= Yudhvir Singh =

Indian politician

Yudhvir Singh (born 1897, Jaipur, d. 1983, New Delhi) was an Indian freedom fighter, politician and homeopathic doctor.

Singh studied in Agra and Allahabad. He began practicing homeopathic medicine in 1920. He was a member of the Arya Samaj, and edited the publication Arya-Kumar. In 1928 he set up a Homoeopathic Free Dispensary in Chandni Chowk, Delhi (the dispensary was later renamed as the 'Dr. Yudhvir Singh Homoeopathic Trust'), with the help of Mir Mohammed Hussain Sahib.

At the time, Singh was a leader of the Indian National Congress in Delhi.
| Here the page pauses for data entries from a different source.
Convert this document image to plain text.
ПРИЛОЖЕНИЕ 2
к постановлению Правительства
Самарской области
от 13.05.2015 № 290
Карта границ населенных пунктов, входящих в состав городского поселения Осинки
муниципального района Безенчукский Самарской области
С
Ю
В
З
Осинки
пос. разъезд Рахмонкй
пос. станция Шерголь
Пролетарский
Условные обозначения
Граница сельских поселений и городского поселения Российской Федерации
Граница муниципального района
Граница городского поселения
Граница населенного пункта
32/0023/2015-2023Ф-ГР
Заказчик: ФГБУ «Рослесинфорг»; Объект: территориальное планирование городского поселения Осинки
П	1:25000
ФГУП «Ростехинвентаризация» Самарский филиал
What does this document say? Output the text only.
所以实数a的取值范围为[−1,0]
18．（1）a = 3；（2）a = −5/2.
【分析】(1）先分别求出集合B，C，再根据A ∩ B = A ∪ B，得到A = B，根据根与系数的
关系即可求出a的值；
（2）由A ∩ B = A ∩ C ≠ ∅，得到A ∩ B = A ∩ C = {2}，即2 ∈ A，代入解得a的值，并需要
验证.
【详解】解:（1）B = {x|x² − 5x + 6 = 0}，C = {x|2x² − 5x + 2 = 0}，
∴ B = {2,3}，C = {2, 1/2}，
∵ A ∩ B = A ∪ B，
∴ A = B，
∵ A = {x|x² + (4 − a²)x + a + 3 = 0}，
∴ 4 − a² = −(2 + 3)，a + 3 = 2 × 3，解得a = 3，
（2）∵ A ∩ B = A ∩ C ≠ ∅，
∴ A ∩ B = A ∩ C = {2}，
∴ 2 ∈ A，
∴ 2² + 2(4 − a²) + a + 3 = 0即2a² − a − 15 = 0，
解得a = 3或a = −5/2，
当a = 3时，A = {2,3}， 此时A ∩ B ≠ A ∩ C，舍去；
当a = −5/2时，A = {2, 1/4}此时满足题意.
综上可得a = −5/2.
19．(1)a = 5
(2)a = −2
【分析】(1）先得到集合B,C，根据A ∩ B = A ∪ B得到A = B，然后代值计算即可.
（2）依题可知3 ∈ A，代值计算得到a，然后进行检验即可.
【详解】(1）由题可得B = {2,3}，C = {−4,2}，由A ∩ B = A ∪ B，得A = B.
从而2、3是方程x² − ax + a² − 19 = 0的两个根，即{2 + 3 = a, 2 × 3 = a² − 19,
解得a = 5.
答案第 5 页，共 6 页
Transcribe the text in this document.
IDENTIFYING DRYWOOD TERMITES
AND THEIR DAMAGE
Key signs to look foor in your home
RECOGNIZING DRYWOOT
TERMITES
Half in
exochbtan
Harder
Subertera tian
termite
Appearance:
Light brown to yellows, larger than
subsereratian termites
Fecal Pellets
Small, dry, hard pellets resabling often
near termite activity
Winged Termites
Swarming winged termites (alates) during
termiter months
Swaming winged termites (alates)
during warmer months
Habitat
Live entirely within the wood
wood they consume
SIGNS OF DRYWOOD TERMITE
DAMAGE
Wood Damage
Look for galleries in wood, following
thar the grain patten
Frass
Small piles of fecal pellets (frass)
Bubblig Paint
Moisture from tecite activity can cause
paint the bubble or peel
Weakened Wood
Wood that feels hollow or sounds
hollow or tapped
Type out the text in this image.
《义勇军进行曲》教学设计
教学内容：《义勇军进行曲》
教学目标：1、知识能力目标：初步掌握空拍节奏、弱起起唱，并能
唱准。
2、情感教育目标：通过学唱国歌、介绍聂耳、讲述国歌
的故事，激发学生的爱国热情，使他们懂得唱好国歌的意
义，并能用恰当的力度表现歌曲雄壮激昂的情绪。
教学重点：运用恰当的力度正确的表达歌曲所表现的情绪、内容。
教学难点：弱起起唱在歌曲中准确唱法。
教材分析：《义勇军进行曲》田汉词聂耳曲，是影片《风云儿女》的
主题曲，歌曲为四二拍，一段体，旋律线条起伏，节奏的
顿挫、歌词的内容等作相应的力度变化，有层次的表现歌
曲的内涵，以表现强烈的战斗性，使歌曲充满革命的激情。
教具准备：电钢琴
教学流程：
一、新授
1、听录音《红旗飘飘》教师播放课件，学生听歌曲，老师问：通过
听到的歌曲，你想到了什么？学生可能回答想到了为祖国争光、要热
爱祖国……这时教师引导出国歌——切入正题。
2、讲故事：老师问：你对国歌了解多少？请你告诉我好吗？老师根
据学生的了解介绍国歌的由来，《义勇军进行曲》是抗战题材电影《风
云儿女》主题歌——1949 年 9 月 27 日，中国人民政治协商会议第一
He took part in the pro-independence struggles of 1932, 1941 and the Quit India Movement of 1942. During the campaign for independence, Singh was jailed for four years and nine months. Singh's wife, Rani Raj, was also arrested during these movements.

In 1935 Singh became the secretary of the Delhi Pradesh Congress Committee. In 1937 he became a municipal commissioner of Delhi, a post he held until 1952.

Yudhvir Singh stood as the Indian National Congress candidate in the Chandni Chowk constituency. He won the seat, having obtained 4,413 votes (52.84% of the votes in the constituency).

He served as Minister, Health and Rehabilitation, Industries and Labour and Rationing and Jail in the Delhi State government between 1955 and 1956. During his tenure the Delhi Homeopathic Act was passed (the act came into force on 1 October 1956).

Singh was presented with Padma Shri in 1971 and later with Padma Bhushan in 1977 by the government.